C/ Que pense l'islam de l'évolution législative vers un droit à une aide active à mourir ? 

D'un point de vue musulman, cette évolution est perçue comme régressive plutôt que progressive. Elle est considérée comme une avancée vers un droit de mourir, en opposition au droit universel à la vie. Selon l'islam, la vie appartient exclusivement à Dieu, son Créateur, et à ce titre, le suicide et l'homicide sont strictement interdits. Si une loi reconnaissait le droit de mourir, la grande majorité des musulmans de ce pays ne l'utiliseraient ni pour leur propre mort ni pour donner la mort à autrui :

 - Les musulmans en fin de vie ne voudraient pas se prévaloir de ce droit pour mettre fin à leurs souffrances, car cela serait considéré comme strictement interdit selon leur croyance. En effet, quel sens aurait le soulagement des souffrances terrestres si, juste après la mort, commencent les tourments éternels de l'Enfer ? Tout au long de leur vie, les musulmans ont internalisé le fait que le suicide était interdit. Finir leur vie en commettant l'interdit suprême, et rencontrer Dieu en ayant encouru Sa colère ruinerait tout leur capital de dévotion accumulé. Même si un musulman quelconque choisissait cet acte, il laisserait sa famille et ses amis dans une souffrance réelle et durable, qui s'ajouterait à la douleur de sa disparition.

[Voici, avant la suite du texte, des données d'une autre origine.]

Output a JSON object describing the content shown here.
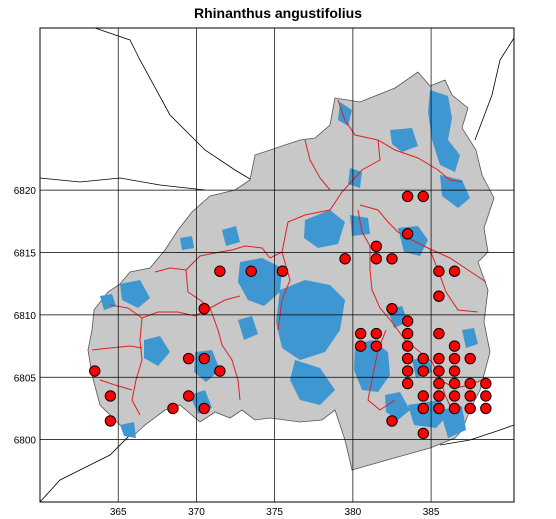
{
  "title": "Rhinanthus angustifolius",
  "axes": {
    "x_ticks": [
      365,
      370,
      375,
      380,
      385
    ],
    "y_ticks": [
      6800,
      6805,
      6810,
      6815,
      6820
    ],
    "x_range": [
      360,
      390.3
    ],
    "y_range": [
      6795,
      6833
    ]
  },
  "colors": {
    "land": "#c8c8c8",
    "water": "#3f97d1",
    "boundary": "#e02020",
    "point": "#ff0000",
    "grid": "#000000"
  },
  "occurrences": [
    [
      384.5,
      6819.5
    ],
    [
      383.5,
      6819.5
    ],
    [
      383.5,
      6816.5
    ],
    [
      381.5,
      6815.5
    ],
    [
      379.5,
      6814.5
    ],
    [
      381.5,
      6814.5
    ],
    [
      382.5,
      6814.5
    ],
    [
      371.5,
      6813.5
    ],
    [
      373.5,
      6813.5
    ],
    [
      375.5,
      6813.5
    ],
    [
      385.5,
      6813.5
    ],
    [
      386.5,
      6813.5
    ],
    [
      385.5,
      6811.5
    ],
    [
      370.5,
      6810.5
    ],
    [
      382.5,
      6810.5
    ],
    [
      383.5,
      6809.5
    ],
    [
      380.5,
      6808.5
    ],
    [
      381.5,
      6808.5
    ],
    [
      383.5,
      6808.5
    ],
    [
      385.5,
      6808.5
    ],
    [
      380.5,
      6807.5
    ],
    [
      381.5,
      6807.5
    ],
    [
      383.5,
      6807.5
    ],
    [
      386.5,
      6807.5
    ],
    [
      369.5,
      6806.5
    ],
    [
      370.5,
      6806.5
    ],
    [
      383.5,
      6806.5
    ],
    [
      384.5,
      6806.5
    ],
    [
      385.5,
      6806.5
    ],
    [
      386.5,
      6806.5
    ],
    [
      387.5,
      6806.5
    ],
    [
      363.5,
      6805.5
    ],
    [
      371.5,
      6805.5
    ],
    [
      383.5,
      6805.5
    ],
    [
      384.5,
      6805.5
    ],
    [
      385.5,
      6805.5
    ],
    [
      386.5,
      6805.5
    ],
    [
      383.5,
      6804.5
    ],
    [
      385.5,
      6804.5
    ],
    [
      386.5,
      6804.5
    ],
    [
      387.5,
      6804.5
    ],
    [
      388.5,
      6804.5
    ],
    [
      364.5,
      6803.5
    ],
    [
      369.5,
      6803.5
    ],
    [
      384.5,
      6803.5
    ],
    [
      385.5,
      6803.5
    ],
    [
      386.5,
      6803.5
    ],
    [
      387.5,
      6803.5
    ],
    [
      388.5,
      6803.5
    ],
    [
      368.5,
      6802.5
    ],
    [
      370.5,
      6802.5
    ],
    [
      384.5,
      6802.5
    ],
    [
      385.5,
      6802.5
    ],
    [
      386.5,
      6802.5
    ],
    [
      387.5,
      6802.5
    ],
    [
      388.5,
      6802.5
    ],
    [
      364.5,
      6801.5
    ],
    [
      382.5,
      6801.5
    ],
    [
      384.5,
      6800.5
    ]
  ]
}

 - Les médecins, infirmiers et autres membres du personnel médical qui sont musulmans refuseraient de donner la mort à une personne en fin de vie, car celle-ci mérite plutôt leur compassion et leur miséricorde. Selon leur croyance catégorique, tuer quelqu'un ou participer à sa mort revient à tuer toute l'humanité. Or, s’ils se sont engagés dans les différentes professions de soins, c’est pour être les sauveurs de l'humanité, et non pour la condamner. En tout état de cause, ils ne pourraient pas se résoudre à commettre des actes qui, selon leur croyance musulmane, les accablent et les incriminent auprès de Dieu pour l’éternité.

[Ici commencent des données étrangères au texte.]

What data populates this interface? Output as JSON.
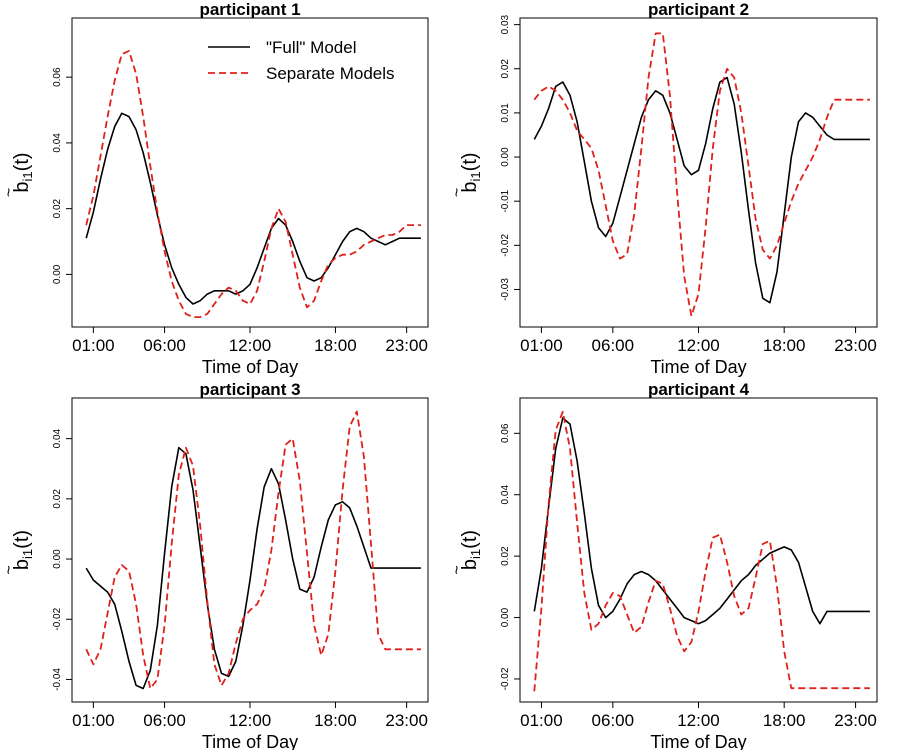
{
  "legend": {
    "full_label": "\"Full\" Model",
    "separate_label": "Separate Models"
  },
  "colors": {
    "full": "#000000",
    "separate": "#e0201b"
  },
  "chart_data": [
    {
      "type": "line",
      "title": "participant 1",
      "xlabel": "Time of Day",
      "ylabel_base": "b",
      "ylabel_sub": "i1",
      "ylabel_arg": "(t)",
      "ylabel_accent": "~",
      "x_ticks": [
        1,
        6,
        12,
        18,
        23
      ],
      "x_tick_labels": [
        "01:00",
        "06:00",
        "12:00",
        "18:00",
        "23:00"
      ],
      "y_ticks": [
        0.0,
        0.02,
        0.04,
        0.06
      ],
      "y_tick_labels": [
        "0.00",
        "0.02",
        "0.04",
        "0.06"
      ],
      "xlim": [
        -0.5,
        24.5
      ],
      "ylim": [
        -0.016,
        0.078
      ],
      "legend_position": "top-right",
      "series": [
        {
          "name": "\"Full\" Model",
          "style": "solid",
          "x": [
            0.5,
            1,
            1.5,
            2,
            2.5,
            3,
            3.5,
            4,
            4.5,
            5,
            5.5,
            6,
            6.5,
            7,
            7.5,
            8,
            8.5,
            9,
            9.5,
            10,
            10.5,
            11,
            11.5,
            12,
            12.5,
            13,
            13.5,
            14,
            14.5,
            15,
            15.5,
            16,
            16.5,
            17,
            17.5,
            18,
            18.5,
            19,
            19.5,
            20,
            20.5,
            21,
            21.5,
            22,
            22.5,
            23,
            23.5,
            24
          ],
          "y": [
            0.011,
            0.019,
            0.029,
            0.038,
            0.045,
            0.049,
            0.048,
            0.044,
            0.037,
            0.028,
            0.018,
            0.009,
            0.002,
            -0.003,
            -0.007,
            -0.009,
            -0.008,
            -0.006,
            -0.005,
            -0.005,
            -0.005,
            -0.006,
            -0.005,
            -0.003,
            0.002,
            0.008,
            0.014,
            0.017,
            0.015,
            0.01,
            0.004,
            -0.001,
            -0.002,
            -0.001,
            0.002,
            0.006,
            0.01,
            0.013,
            0.014,
            0.013,
            0.011,
            0.01,
            0.009,
            0.01,
            0.011,
            0.011,
            0.011,
            0.011
          ]
        },
        {
          "name": "Separate Models",
          "style": "dashed",
          "x": [
            0.5,
            1,
            1.5,
            2,
            2.5,
            3,
            3.5,
            4,
            4.5,
            5,
            5.5,
            6,
            6.5,
            7,
            7.5,
            8,
            8.5,
            9,
            9.5,
            10,
            10.5,
            11,
            11.5,
            12,
            12.5,
            13,
            13.5,
            14,
            14.5,
            15,
            15.5,
            16,
            16.5,
            17,
            17.5,
            18,
            18.5,
            19,
            19.5,
            20,
            20.5,
            21,
            21.5,
            22,
            22.5,
            23,
            23.5,
            24
          ],
          "y": [
            0.015,
            0.024,
            0.036,
            0.048,
            0.059,
            0.067,
            0.068,
            0.061,
            0.048,
            0.033,
            0.019,
            0.007,
            -0.002,
            -0.008,
            -0.012,
            -0.013,
            -0.013,
            -0.012,
            -0.009,
            -0.006,
            -0.004,
            -0.005,
            -0.008,
            -0.009,
            -0.005,
            0.004,
            0.014,
            0.02,
            0.016,
            0.006,
            -0.004,
            -0.01,
            -0.008,
            -0.002,
            0.003,
            0.005,
            0.006,
            0.006,
            0.007,
            0.009,
            0.01,
            0.011,
            0.012,
            0.012,
            0.013,
            0.015,
            0.015,
            0.015
          ]
        }
      ]
    },
    {
      "type": "line",
      "title": "participant 2",
      "xlabel": "Time of Day",
      "ylabel_base": "b",
      "ylabel_sub": "i1",
      "ylabel_arg": "(t)",
      "ylabel_accent": "~",
      "x_ticks": [
        1,
        6,
        12,
        18,
        23
      ],
      "x_tick_labels": [
        "01:00",
        "06:00",
        "12:00",
        "18:00",
        "23:00"
      ],
      "y_ticks": [
        -0.03,
        -0.02,
        -0.01,
        0.0,
        0.01,
        0.02,
        0.03
      ],
      "y_tick_labels": [
        "-0.03",
        "-0.02",
        "-0.01",
        "0.00",
        "0.01",
        "0.02",
        "0.03"
      ],
      "xlim": [
        -0.5,
        24.5
      ],
      "ylim": [
        -0.0385,
        0.0315
      ],
      "series": [
        {
          "name": "\"Full\" Model",
          "style": "solid",
          "x": [
            0.5,
            1,
            1.5,
            2,
            2.5,
            3,
            3.5,
            4,
            4.5,
            5,
            5.5,
            6,
            6.5,
            7,
            7.5,
            8,
            8.5,
            9,
            9.5,
            10,
            10.5,
            11,
            11.5,
            12,
            12.5,
            13,
            13.5,
            14,
            14.5,
            15,
            15.5,
            16,
            16.5,
            17,
            17.5,
            18,
            18.5,
            19,
            19.5,
            20,
            20.5,
            21,
            21.5,
            22,
            22.5,
            23,
            23.5,
            24
          ],
          "y": [
            0.004,
            0.007,
            0.011,
            0.016,
            0.017,
            0.014,
            0.008,
            -0.001,
            -0.01,
            -0.016,
            -0.018,
            -0.015,
            -0.009,
            -0.003,
            0.003,
            0.009,
            0.013,
            0.015,
            0.014,
            0.01,
            0.004,
            -0.002,
            -0.004,
            -0.003,
            0.003,
            0.011,
            0.017,
            0.018,
            0.012,
            0.001,
            -0.012,
            -0.024,
            -0.032,
            -0.033,
            -0.026,
            -0.013,
            0.0,
            0.008,
            0.01,
            0.009,
            0.007,
            0.005,
            0.004,
            0.004,
            0.004,
            0.004,
            0.004,
            0.004
          ]
        },
        {
          "name": "Separate Models",
          "style": "dashed",
          "x": [
            0.5,
            1,
            1.5,
            2,
            2.5,
            3,
            3.5,
            4,
            4.5,
            5,
            5.5,
            6,
            6.5,
            7,
            7.5,
            8,
            8.5,
            9,
            9.5,
            10,
            10.5,
            11,
            11.5,
            12,
            12.5,
            13,
            13.5,
            14,
            14.5,
            15,
            15.5,
            16,
            16.5,
            17,
            17.5,
            18,
            18.5,
            19,
            19.5,
            20,
            20.5,
            21,
            21.5,
            22,
            22.5,
            23,
            23.5,
            24
          ],
          "y": [
            0.013,
            0.015,
            0.016,
            0.015,
            0.013,
            0.01,
            0.006,
            0.004,
            0.002,
            -0.003,
            -0.011,
            -0.019,
            -0.023,
            -0.022,
            -0.013,
            0.002,
            0.018,
            0.028,
            0.028,
            0.014,
            -0.008,
            -0.027,
            -0.036,
            -0.031,
            -0.016,
            0.002,
            0.015,
            0.02,
            0.018,
            0.01,
            -0.002,
            -0.014,
            -0.021,
            -0.023,
            -0.02,
            -0.015,
            -0.01,
            -0.006,
            -0.003,
            0.0,
            0.004,
            0.009,
            0.013,
            0.013,
            0.013,
            0.013,
            0.013,
            0.013
          ]
        }
      ]
    },
    {
      "type": "line",
      "title": "participant 3",
      "xlabel": "Time of Day",
      "ylabel_base": "b",
      "ylabel_sub": "i1",
      "ylabel_arg": "(t)",
      "ylabel_accent": "~",
      "x_ticks": [
        1,
        6,
        12,
        18,
        23
      ],
      "x_tick_labels": [
        "01:00",
        "06:00",
        "12:00",
        "18:00",
        "23:00"
      ],
      "y_ticks": [
        -0.04,
        -0.02,
        0.0,
        0.02,
        0.04
      ],
      "y_tick_labels": [
        "-0.04",
        "-0.02",
        "0.00",
        "0.02",
        "0.04"
      ],
      "xlim": [
        -0.5,
        24.5
      ],
      "ylim": [
        -0.0475,
        0.0535
      ],
      "series": [
        {
          "name": "\"Full\" Model",
          "style": "solid",
          "x": [
            0.5,
            1,
            1.5,
            2,
            2.5,
            3,
            3.5,
            4,
            4.5,
            5,
            5.5,
            6,
            6.5,
            7,
            7.5,
            8,
            8.5,
            9,
            9.5,
            10,
            10.5,
            11,
            11.5,
            12,
            12.5,
            13,
            13.5,
            14,
            14.5,
            15,
            15.5,
            16,
            16.5,
            17,
            17.5,
            18,
            18.5,
            19,
            19.5,
            20,
            20.5,
            21,
            21.5,
            22,
            22.5,
            23,
            23.5,
            24
          ],
          "y": [
            -0.003,
            -0.007,
            -0.009,
            -0.011,
            -0.015,
            -0.024,
            -0.034,
            -0.042,
            -0.043,
            -0.037,
            -0.022,
            0.002,
            0.024,
            0.037,
            0.035,
            0.023,
            0.004,
            -0.015,
            -0.03,
            -0.038,
            -0.039,
            -0.034,
            -0.022,
            -0.007,
            0.01,
            0.024,
            0.03,
            0.025,
            0.013,
            0.0,
            -0.01,
            -0.011,
            -0.006,
            0.004,
            0.013,
            0.018,
            0.019,
            0.017,
            0.011,
            0.004,
            -0.003,
            -0.003,
            -0.003,
            -0.003,
            -0.003,
            -0.003,
            -0.003,
            -0.003
          ]
        },
        {
          "name": "Separate Models",
          "style": "dashed",
          "x": [
            0.5,
            1,
            1.5,
            2,
            2.5,
            3,
            3.5,
            4,
            4.5,
            5,
            5.5,
            6,
            6.5,
            7,
            7.5,
            8,
            8.5,
            9,
            9.5,
            10,
            10.5,
            11,
            11.5,
            12,
            12.5,
            13,
            13.5,
            14,
            14.5,
            15,
            15.5,
            16,
            16.5,
            17,
            17.5,
            18,
            18.5,
            19,
            19.5,
            20,
            20.5,
            21,
            21.5,
            22,
            22.5,
            23,
            23.5,
            24
          ],
          "y": [
            -0.03,
            -0.035,
            -0.03,
            -0.018,
            -0.006,
            -0.002,
            -0.004,
            -0.015,
            -0.032,
            -0.043,
            -0.04,
            -0.022,
            0.005,
            0.028,
            0.037,
            0.031,
            0.011,
            -0.014,
            -0.035,
            -0.042,
            -0.038,
            -0.028,
            -0.02,
            -0.017,
            -0.015,
            -0.01,
            0.003,
            0.022,
            0.038,
            0.04,
            0.026,
            0.002,
            -0.022,
            -0.032,
            -0.025,
            -0.004,
            0.023,
            0.044,
            0.049,
            0.034,
            0.005,
            -0.025,
            -0.03,
            -0.03,
            -0.03,
            -0.03,
            -0.03,
            -0.03
          ]
        }
      ]
    },
    {
      "type": "line",
      "title": "participant 4",
      "xlabel": "Time of Day",
      "ylabel_base": "b",
      "ylabel_sub": "i1",
      "ylabel_arg": "(t)",
      "ylabel_accent": "~",
      "x_ticks": [
        1,
        6,
        12,
        18,
        23
      ],
      "x_tick_labels": [
        "01:00",
        "06:00",
        "12:00",
        "18:00",
        "23:00"
      ],
      "y_ticks": [
        -0.02,
        0.0,
        0.02,
        0.04,
        0.06
      ],
      "y_tick_labels": [
        "-0.02",
        "0.00",
        "0.02",
        "0.04",
        "0.06"
      ],
      "xlim": [
        -0.5,
        24.5
      ],
      "ylim": [
        -0.0275,
        0.0715
      ],
      "series": [
        {
          "name": "\"Full\" Model",
          "style": "solid",
          "x": [
            0.5,
            1,
            1.5,
            2,
            2.5,
            3,
            3.5,
            4,
            4.5,
            5,
            5.5,
            6,
            6.5,
            7,
            7.5,
            8,
            8.5,
            9,
            9.5,
            10,
            10.5,
            11,
            11.5,
            12,
            12.5,
            13,
            13.5,
            14,
            14.5,
            15,
            15.5,
            16,
            16.5,
            17,
            17.5,
            18,
            18.5,
            19,
            19.5,
            20,
            20.5,
            21,
            21.5,
            22,
            22.5,
            23,
            23.5,
            24
          ],
          "y": [
            0.002,
            0.016,
            0.036,
            0.055,
            0.065,
            0.063,
            0.051,
            0.034,
            0.016,
            0.004,
            0.0,
            0.002,
            0.006,
            0.011,
            0.014,
            0.015,
            0.014,
            0.012,
            0.009,
            0.006,
            0.003,
            0.0,
            -0.001,
            -0.002,
            -0.001,
            0.001,
            0.003,
            0.006,
            0.009,
            0.012,
            0.014,
            0.017,
            0.019,
            0.021,
            0.022,
            0.023,
            0.022,
            0.018,
            0.01,
            0.002,
            -0.002,
            0.002,
            0.002,
            0.002,
            0.002,
            0.002,
            0.002,
            0.002
          ]
        },
        {
          "name": "Separate Models",
          "style": "dashed",
          "x": [
            0.5,
            1,
            1.5,
            2,
            2.5,
            3,
            3.5,
            4,
            4.5,
            5,
            5.5,
            6,
            6.5,
            7,
            7.5,
            8,
            8.5,
            9,
            9.5,
            10,
            10.5,
            11,
            11.5,
            12,
            12.5,
            13,
            13.5,
            14,
            14.5,
            15,
            15.5,
            16,
            16.5,
            17,
            17.5,
            18,
            18.5,
            19,
            19.5,
            20,
            20.5,
            21,
            21.5,
            22,
            22.5,
            23,
            23.5,
            24
          ],
          "y": [
            -0.024,
            0.003,
            0.037,
            0.061,
            0.067,
            0.055,
            0.031,
            0.008,
            -0.004,
            -0.002,
            0.004,
            0.008,
            0.007,
            0.001,
            -0.005,
            -0.003,
            0.005,
            0.012,
            0.011,
            0.003,
            -0.006,
            -0.011,
            -0.008,
            0.002,
            0.015,
            0.026,
            0.027,
            0.018,
            0.007,
            0.001,
            0.003,
            0.013,
            0.024,
            0.025,
            0.01,
            -0.011,
            -0.023,
            -0.023,
            -0.023,
            -0.023,
            -0.023,
            -0.023,
            -0.023,
            -0.023,
            -0.023,
            -0.023,
            -0.023,
            -0.023
          ]
        }
      ]
    }
  ]
}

Si le mais de cette loi est de soulager les personnes en fin de vie, les musulmans de France ne se séparent pas ce point de vue et ne voudront pas y avoir recours. En revanche, les non-musulmans sont libres d'adhérer à cette éventuelle loi, que ce soit pour choisir la fin de leur propre vie ou pour aider des personnes malades à y mettre fin, avec leur accord.

En fin de compte, je demande au Très-Haut d'apporter au peuple de France davantage d'unité, de solidarité et de fraternité.